La password della settimana è "#Fertilityday"

02 settembre 2016 ore 20:30, Paolo Pivetti
#fertilityday: ma che lingua stiamo parlando?

La password della settimana è '#Fertilityday'
Il ministro della Salute, Beatrice Lorenzin, lancia il #fertilityday e genera un putiferio. Da sinistra l’accusano di mancare di rispetto alla donna con un proclama di sapore mussoliniano; da destra, più realisticamente, si protesta perché il problema della natalità in calo non si può affrontare con una campagna pubblicitaria se prima non ci sono stati seri provvedimenti a favore della famiglia, e in difesa della maternità per le donne che lavorano. In Danimarca, per esempio, dove questa protezione sociale funziona, la campagna “Fallo per tua madre” del 2015 ha stimolato oltre mille nascite in più.
In tutto ciò, è sconfortante osservare ancora una volta l’abuso linguistico di ricorrere all’inglese per far passare un’idea, buona o cattiva che sia. In questi ultimi anni, specialmente, da spending review a jobs act, ci siamo visti passare sotto il naso un sacco di argomenti che, dopo un bagno d’inglese, assumevano un’apparenza meno dolorosa o drammatica. È il consueto meccanismo dell’anglo-eufemismo, per cui killer appare meno grave di assassino e baby gang più gradevole e trendy di giovani delinquenti.
Nel panorama linguistico della settmana c’è dell’altro. Ci sono, per esempio, aspetti divertenti.
Enrico Mentana ti butta lì un webete per dare il giusto titolo “all’ennesimo estensore di commenti cretini sui social network”, creando un neologismo persino ovvio nella sua chiarezza, sintesi di web + ebete, cioè l’ebete del web.
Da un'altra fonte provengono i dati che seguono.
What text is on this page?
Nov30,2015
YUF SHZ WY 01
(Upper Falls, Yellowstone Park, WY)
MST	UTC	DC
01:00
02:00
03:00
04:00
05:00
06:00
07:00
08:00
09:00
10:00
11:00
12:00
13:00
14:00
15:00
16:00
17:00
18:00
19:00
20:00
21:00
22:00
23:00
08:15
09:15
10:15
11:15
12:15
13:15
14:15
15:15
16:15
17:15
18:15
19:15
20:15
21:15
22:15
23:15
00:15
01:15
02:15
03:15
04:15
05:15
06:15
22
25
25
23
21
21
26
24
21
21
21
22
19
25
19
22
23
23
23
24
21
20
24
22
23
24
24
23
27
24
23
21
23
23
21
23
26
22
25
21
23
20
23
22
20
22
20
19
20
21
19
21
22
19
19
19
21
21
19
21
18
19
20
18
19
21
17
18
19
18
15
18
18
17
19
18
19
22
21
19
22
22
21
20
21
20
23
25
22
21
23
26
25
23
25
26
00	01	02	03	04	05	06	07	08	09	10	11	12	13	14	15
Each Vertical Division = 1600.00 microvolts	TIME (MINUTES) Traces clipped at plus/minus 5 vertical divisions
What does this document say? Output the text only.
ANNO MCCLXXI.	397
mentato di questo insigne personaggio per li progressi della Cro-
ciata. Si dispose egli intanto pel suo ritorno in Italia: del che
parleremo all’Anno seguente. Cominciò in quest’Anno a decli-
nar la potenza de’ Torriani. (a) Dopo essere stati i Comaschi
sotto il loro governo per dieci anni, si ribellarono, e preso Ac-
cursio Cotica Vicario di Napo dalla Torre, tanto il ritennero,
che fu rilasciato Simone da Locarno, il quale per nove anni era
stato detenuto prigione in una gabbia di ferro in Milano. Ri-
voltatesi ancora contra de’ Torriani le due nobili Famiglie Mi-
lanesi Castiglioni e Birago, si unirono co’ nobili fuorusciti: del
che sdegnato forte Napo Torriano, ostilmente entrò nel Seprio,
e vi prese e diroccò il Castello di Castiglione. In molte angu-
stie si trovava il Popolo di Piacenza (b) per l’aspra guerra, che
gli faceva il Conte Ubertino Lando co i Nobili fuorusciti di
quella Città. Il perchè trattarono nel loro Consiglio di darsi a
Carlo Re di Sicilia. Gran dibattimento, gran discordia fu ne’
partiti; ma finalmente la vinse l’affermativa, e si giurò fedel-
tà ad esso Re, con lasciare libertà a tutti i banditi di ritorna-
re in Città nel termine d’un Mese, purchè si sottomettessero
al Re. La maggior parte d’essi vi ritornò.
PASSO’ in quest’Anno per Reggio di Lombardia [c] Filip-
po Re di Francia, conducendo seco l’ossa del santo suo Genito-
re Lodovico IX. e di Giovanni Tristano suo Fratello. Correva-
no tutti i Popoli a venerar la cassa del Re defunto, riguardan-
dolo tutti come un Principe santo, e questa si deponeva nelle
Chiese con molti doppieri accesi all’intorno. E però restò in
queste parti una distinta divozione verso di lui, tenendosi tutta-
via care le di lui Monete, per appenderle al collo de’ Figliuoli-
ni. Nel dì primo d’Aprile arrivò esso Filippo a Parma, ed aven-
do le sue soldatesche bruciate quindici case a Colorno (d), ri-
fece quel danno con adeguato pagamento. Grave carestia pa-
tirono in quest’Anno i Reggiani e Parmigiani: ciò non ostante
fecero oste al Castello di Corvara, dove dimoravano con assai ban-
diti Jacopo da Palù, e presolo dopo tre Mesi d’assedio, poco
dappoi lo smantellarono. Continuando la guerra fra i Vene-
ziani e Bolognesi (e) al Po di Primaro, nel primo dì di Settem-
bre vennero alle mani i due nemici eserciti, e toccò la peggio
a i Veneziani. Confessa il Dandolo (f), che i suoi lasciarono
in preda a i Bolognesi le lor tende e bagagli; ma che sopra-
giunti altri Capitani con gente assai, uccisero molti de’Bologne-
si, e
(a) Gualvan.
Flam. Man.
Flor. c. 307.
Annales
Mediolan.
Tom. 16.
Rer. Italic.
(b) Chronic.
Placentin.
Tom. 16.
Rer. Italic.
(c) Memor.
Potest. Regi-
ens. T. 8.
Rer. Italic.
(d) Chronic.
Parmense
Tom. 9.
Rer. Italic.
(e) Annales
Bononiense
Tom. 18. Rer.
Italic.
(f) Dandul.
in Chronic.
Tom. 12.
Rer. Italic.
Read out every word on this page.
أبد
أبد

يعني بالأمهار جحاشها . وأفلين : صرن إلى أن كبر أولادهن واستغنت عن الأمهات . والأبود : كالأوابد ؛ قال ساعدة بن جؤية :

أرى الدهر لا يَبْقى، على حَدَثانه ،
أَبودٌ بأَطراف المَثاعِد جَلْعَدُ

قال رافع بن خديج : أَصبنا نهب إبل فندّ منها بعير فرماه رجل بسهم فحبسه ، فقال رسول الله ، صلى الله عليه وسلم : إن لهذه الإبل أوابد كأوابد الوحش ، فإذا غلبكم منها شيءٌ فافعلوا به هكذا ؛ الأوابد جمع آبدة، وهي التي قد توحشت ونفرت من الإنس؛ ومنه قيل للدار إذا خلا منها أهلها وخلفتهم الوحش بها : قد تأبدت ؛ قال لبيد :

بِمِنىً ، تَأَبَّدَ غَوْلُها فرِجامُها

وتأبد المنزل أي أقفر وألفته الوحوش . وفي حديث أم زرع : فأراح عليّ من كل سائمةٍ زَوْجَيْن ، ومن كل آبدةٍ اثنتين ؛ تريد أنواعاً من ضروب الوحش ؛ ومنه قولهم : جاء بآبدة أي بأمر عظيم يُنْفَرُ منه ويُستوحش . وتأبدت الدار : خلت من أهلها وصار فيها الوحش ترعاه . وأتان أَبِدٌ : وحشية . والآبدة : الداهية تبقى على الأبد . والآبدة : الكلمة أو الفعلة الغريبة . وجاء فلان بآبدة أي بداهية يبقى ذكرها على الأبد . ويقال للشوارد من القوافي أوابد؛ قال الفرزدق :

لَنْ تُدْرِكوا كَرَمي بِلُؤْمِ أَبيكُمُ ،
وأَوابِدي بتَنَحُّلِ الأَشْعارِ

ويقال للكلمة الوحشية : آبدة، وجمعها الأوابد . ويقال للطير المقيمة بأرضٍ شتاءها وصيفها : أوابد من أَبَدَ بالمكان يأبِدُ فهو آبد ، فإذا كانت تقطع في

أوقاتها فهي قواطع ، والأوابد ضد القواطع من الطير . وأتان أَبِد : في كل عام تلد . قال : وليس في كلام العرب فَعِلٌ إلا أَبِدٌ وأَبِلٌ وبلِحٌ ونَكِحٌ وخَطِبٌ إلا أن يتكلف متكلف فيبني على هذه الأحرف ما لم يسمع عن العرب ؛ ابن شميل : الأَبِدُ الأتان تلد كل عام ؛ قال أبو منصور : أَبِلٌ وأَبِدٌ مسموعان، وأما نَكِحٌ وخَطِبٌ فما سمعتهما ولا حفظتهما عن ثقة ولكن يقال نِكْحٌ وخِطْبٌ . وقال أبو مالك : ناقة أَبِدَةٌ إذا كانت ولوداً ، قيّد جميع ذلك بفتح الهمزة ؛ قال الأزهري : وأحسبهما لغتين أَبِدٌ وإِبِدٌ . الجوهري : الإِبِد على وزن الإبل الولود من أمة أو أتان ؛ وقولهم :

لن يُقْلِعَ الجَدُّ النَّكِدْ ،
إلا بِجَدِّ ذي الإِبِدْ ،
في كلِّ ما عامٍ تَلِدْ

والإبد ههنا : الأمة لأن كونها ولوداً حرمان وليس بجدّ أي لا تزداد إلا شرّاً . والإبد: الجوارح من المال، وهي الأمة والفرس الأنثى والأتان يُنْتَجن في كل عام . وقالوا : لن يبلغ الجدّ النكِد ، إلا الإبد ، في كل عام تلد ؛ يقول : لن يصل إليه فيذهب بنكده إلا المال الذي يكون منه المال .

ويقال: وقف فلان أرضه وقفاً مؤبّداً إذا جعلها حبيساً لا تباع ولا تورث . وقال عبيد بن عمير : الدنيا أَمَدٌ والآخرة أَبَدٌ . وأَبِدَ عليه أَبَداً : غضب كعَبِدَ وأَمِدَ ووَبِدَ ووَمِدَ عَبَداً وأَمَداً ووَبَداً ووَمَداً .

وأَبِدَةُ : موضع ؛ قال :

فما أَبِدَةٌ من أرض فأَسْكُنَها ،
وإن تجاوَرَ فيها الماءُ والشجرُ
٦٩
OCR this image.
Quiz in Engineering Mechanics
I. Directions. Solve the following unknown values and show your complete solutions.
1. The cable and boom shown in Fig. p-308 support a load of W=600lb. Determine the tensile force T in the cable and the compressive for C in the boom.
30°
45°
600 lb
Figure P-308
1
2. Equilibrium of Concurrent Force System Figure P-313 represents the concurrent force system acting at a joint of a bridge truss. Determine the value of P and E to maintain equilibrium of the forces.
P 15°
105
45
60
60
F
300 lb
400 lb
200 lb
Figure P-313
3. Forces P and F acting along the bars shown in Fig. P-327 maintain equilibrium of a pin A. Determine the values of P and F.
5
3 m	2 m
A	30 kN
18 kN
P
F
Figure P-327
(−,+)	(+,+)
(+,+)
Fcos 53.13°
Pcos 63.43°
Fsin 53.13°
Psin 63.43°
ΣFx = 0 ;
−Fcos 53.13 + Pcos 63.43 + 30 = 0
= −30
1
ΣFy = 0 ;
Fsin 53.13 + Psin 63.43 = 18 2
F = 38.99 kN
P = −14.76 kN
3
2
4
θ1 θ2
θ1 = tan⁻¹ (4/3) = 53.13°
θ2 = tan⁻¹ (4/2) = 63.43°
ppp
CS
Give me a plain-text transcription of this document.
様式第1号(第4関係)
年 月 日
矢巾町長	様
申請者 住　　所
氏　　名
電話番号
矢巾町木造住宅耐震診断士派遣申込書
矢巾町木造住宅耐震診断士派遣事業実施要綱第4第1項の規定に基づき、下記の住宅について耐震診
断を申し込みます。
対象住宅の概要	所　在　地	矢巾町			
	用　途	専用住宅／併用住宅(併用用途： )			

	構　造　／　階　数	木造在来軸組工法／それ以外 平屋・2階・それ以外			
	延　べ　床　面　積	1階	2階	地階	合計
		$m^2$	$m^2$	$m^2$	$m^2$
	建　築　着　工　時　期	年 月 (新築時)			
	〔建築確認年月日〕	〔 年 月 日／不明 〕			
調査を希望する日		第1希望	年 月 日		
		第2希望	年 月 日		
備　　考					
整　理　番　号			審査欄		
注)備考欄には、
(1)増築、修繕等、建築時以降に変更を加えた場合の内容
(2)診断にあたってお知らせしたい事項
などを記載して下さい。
È un meccanismo non nuovo e ben collaudato se pensiamo, tanto per fare un esempio, al videota di qualche decennio fa, sintesi di video + idiota. Ebbene, Mentana viene magnificato (Massimo Arcangeli, Il Giornale, 30.08.16) come coniatore di un vocabolo che potrebbe sfidare i secoli. Viene addirittura avvicinato a Cicerone (decenza), a Linneo (larva), a Vincent de Gournay (burocrazia); addirittura a Dante (bolgia), all’Ariosto (ippogrifo), a D’Annunzio (velivolo): creatori di parole che hanno attraversato la storia.
Sorte ben peggiore era toccata, qualche settimana prima, all’inizio di questo turbinoso, sconvolgente e terribile agosto, a un altro noto giornalista, Giuseppe Tassi, responsabile dell’inserto sportivo del Quotidiano Nazionale. È stato “sollevato” dall’incarico per aver definito in un titolo cicciottelle le nostre atlete olimpiche di tiro con l’arco. Forse nelle sue intenzioni c’era solo un’affettuosa ironia, addirittura il titolo era elogiativo (“Il trio delle cicciottelle sfiora il miracolo”), ma il gioco non ha funzionato.
Difficile, molto difficile giocare con le parole.